Collect Survey Responses with Twilio Voice, Airtable and OpenAI

August 28, 2024
Written by
Eluda Laaroussi
Contributor
Opinions expressed by Twilio contributors are their own
Reviewed by

Collect Survey Responses with Twilio Programmable Voice, Airtable and OpenAI

In today's digital landscape, the convergence of communication and data management tools provides a powerful avenue for enhancing user interactions and data collection. This technical article is your gateway to a project centered around the creation of engaging phone surveys. We'll achieve this by combining the capabilities of Twilio Programmable Voice and the Airtable API.

Diagram showing a phone call process using Twilio API and PSTN with labeled steps and a parent leg cost.

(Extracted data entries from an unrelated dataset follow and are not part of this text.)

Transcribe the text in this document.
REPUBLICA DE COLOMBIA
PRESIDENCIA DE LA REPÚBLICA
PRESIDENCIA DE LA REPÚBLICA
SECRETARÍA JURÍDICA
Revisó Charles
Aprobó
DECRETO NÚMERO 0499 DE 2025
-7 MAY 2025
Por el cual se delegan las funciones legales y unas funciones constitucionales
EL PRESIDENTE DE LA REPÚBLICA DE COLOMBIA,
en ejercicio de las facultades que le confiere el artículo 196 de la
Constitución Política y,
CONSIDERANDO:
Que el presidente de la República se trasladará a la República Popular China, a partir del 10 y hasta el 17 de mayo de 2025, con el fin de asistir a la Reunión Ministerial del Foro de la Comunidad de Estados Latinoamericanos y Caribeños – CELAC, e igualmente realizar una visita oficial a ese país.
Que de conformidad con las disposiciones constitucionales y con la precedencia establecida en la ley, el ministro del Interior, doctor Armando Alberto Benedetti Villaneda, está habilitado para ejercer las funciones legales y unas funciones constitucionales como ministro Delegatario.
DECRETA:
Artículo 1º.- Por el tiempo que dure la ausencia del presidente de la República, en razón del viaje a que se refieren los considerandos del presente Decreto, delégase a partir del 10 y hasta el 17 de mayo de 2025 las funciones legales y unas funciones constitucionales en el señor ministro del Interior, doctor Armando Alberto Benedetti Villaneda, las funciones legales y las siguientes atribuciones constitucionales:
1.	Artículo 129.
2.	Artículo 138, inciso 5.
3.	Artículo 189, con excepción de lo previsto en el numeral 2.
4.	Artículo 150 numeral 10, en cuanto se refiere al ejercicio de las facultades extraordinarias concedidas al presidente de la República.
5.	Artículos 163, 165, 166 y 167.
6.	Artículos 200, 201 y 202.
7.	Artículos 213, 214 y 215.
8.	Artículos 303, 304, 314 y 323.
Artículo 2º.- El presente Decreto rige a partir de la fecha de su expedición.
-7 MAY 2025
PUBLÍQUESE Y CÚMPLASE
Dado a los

This application handles incoming calls from users who dial in to participate in surveys. After receiving a call, the system prompts the user to choose a survey, retrieves relevant details from Airtable, and then guides them through a series of questions. The responses are recorded and automatically added as a new row in an Airtable document.

Prerequisites

Before delving into the tutorial, it's essential to ensure that certain prerequisites are in place:

Refer to the GitHub Repository for the final code.

Setting up the server

To initiate your project, follow these commands in your terminal:

mkdir twilio-voice-airtable
cd twilio-voice-airtable
npm init -y
npm install express

This sequence of commands creates a new directory for the project, initializes a Node.js project, and installs the necessary dependencies for a basic Express server. Following this, a new file, index.js, is created with the boilerplate code for a basic server:

const express = require("express");
const app = express();
const port = process.env.PORT || 3000;
// Start the server
app.listen(port, () => {
  console.log(`Server is running on port ${port}`);
});
Result of running npm run dev

Start your server with the command node ./index.js or use nodemon for automatic restarts.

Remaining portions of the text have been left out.